El estudio advierte que esta contaminación reduce la cantidad de luz solar que llega a la superficie terrestre y podría alterar el equilibrio climático global. Incluso, los investigadores comparan el efecto con algunos proyectos de geoingeniería diseñados para enfriar artificialmente el planeta mediante partículas suspendidas en la atmósfera.
Sin embargo, aclaran que cualquier posible efecto de enfriamiento sería mínimo frente al avance del calentamiento global.
“La oportunidad de actuar todavía existe antes de que el problema sea irreversible”, señaló la investigadora Eloise Marais, una de las autoras del estudio.
SpaceX y su sistema Starlink aparecen como uno de los principales impulsores de este fenómeno. Actualmente, la compañía mantiene cerca de 12 mil satélites en órbita y continúa ampliando su red global de internet satelital.

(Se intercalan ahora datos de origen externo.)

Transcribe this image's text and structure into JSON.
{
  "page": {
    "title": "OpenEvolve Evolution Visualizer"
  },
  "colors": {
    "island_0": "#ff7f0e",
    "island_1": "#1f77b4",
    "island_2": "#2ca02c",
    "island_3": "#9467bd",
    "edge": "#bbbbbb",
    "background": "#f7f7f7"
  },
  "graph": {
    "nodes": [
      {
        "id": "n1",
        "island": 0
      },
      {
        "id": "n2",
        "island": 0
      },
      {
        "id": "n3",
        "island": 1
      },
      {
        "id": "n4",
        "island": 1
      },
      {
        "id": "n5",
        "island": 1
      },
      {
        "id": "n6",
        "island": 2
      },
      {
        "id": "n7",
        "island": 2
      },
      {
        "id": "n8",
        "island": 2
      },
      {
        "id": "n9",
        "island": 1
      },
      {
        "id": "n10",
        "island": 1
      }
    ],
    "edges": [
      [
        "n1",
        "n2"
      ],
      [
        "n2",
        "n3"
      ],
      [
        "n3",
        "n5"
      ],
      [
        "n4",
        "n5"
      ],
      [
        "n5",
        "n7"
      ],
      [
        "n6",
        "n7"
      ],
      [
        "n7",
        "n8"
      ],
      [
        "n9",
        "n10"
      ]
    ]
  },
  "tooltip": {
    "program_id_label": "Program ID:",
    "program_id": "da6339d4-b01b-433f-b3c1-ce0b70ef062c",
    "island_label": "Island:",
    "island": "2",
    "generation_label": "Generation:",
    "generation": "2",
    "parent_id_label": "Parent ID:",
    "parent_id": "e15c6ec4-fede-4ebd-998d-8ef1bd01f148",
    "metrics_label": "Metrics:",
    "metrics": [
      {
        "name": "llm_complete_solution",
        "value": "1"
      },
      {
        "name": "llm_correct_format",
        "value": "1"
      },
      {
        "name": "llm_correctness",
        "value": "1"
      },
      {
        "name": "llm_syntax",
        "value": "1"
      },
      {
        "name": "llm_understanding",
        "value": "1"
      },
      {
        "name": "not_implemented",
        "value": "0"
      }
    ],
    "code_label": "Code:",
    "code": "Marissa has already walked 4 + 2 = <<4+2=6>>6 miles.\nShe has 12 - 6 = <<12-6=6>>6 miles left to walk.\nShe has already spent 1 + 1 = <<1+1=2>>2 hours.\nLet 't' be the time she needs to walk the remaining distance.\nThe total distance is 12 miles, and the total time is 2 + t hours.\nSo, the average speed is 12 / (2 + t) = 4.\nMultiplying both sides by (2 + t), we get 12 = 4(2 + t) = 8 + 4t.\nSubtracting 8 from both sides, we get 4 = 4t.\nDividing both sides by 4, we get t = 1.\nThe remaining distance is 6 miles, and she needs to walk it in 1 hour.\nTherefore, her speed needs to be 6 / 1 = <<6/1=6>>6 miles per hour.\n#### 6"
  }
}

El aumento de esta actividad espacial también ha disparado el número de lanzamientos de cohetes, que pasó de 114 misiones en 2020 a 329 en 2025, impulsados principalmente por los Falcon 9, cuyos motores utilizan combustible derivado del queroseno, altamente generador de hollín.
Además del carbono negro, los científicos alertaron sobre otras sustancias liberadas durante los lanzamientos, como compuestos de cloro capaces de afectar la capa de ozono.